Патруль дождался, пока тот подойдет, и офицер жестом приказал Мацкевичу следовать вместе с ними. «Помогайка» тащил чемодан, избегая взгляда своего нанимателя.

Перейдя Светланскую, патруль по Китайской поднялся к зданию с грифонами над входом и с вывеской японского консульства.

– В чем дело? Куда вы меня ведете? – пытался выяснить Мацкевич. Но ему никто не отвечал.

Продержав некоторое время на первом этаже, патруль доставил его в одну из комнат второго этажа.

– У-здрастуйте, господин Маскевис, – приветствовал его, выходя из-за стола и изображая приветливую улыбку, японский офицер, в котором Дмитрий Александрович с удивлением узнал давнего знакомого, господина Мори.

– Вы что, следите за мной, господин Мори? – не ответив на приветствие, резко спросил Мацкевич. – Что вам от меня нужно?

Глаза японца сузились:

– Ну-ну, господин Маскевис, вы не на своем корабле, так что не командуйте. Командую здесь я. Разрешите представиться: полковник Судзуки. И хотя ваши документы в порядке, я могу доставить вам много неприятностей. Мы следим за всеми прибывающими в город и задерживаем для выяснения личности.

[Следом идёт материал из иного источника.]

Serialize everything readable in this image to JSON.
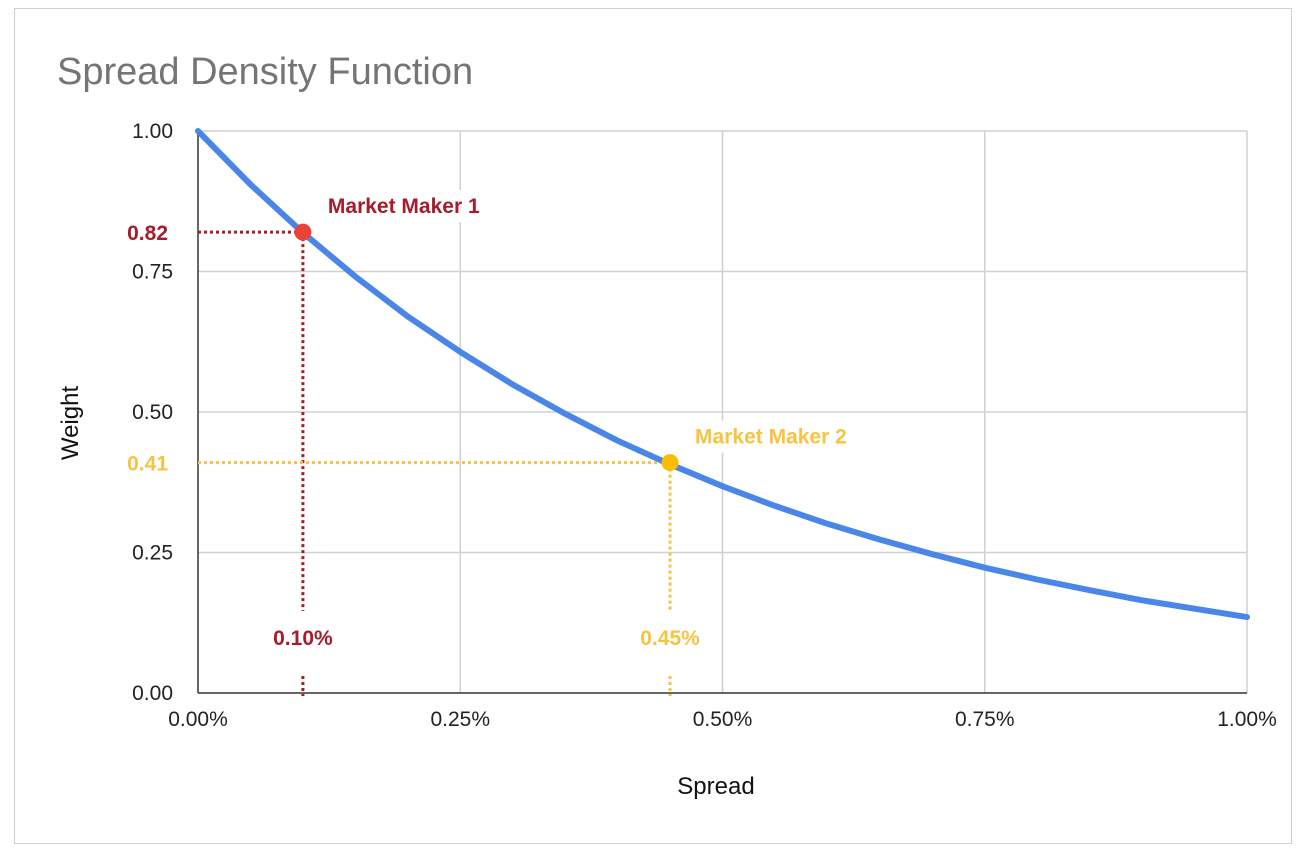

– И все-таки, что вам нужно? – переспросил Дмитрий Александрович.

– Мы знаем, откуда вы прибыли, господин Маскевис, правда, не знаем зачем? – Японский офицер немного помолчал и произнес с полуулыбкой: – Давайте возьмем, как у вас говорят, быка за рога. В городе вы можете встретить знакомых вам офицеров, а также направляющегося сюда адмирала Колчака. Вы ведь знакомы с ним, – полувопросительно-полуутвердительно произнес он. – Так вот, японское командование хотело бы знать о настроениях ваших сослуживцев, об их планах. Вы бы очень помогли нам. Конечно, в прошлую войну мы были врагами, но сейчас у нас единая цель – навести порядок на этой земле, – закончил Судзуки.

Мацкевич подивился тому, как превосходно, почти без акцента, Судзуки владеет русским языком. Только раскатистое «р», заменяющее в том числе и букву «л», да труднопроизносимое русское «ц», выдавали его.

– Шпиона из меня не получится… И не надейтесь, господин Судзуки, – заявил Дмитрий Александрович.

– Ну, ладно, сегодня я вас отпускаю, но вы подумайте на отдыхе. До новых встреч, господин инженер-механик, – с иронией произнес японец.

Патруль вывел Мацкевича из консульства, на улице его терпеливо поджидал «помогайка». Подхватив свой чемодан и дав доброго пинка под зад своему, так сказать, «провожатому», предварительно бросив ему монету, Дмитрий Александрович быстренько погрузился в подошедшую пролетку, которая доставила его к дому, где он когда-то квартировал.

Хозяйка, Лукерья Кузьминична, изрядно постаревшая, встретила его радушно, как близкого родственника, и предложила ему разместиться в той комнате, в которой он когда-то жил. Полились бесконечные расспросы и разговоры о Валерии, о семье, о Петрограде и вообще о жизни. Хозяйка жаловалась на беспорядки в городе, стрельбу по ночам, на недостаток продовольствия и на ухудшающиеся условия жизни.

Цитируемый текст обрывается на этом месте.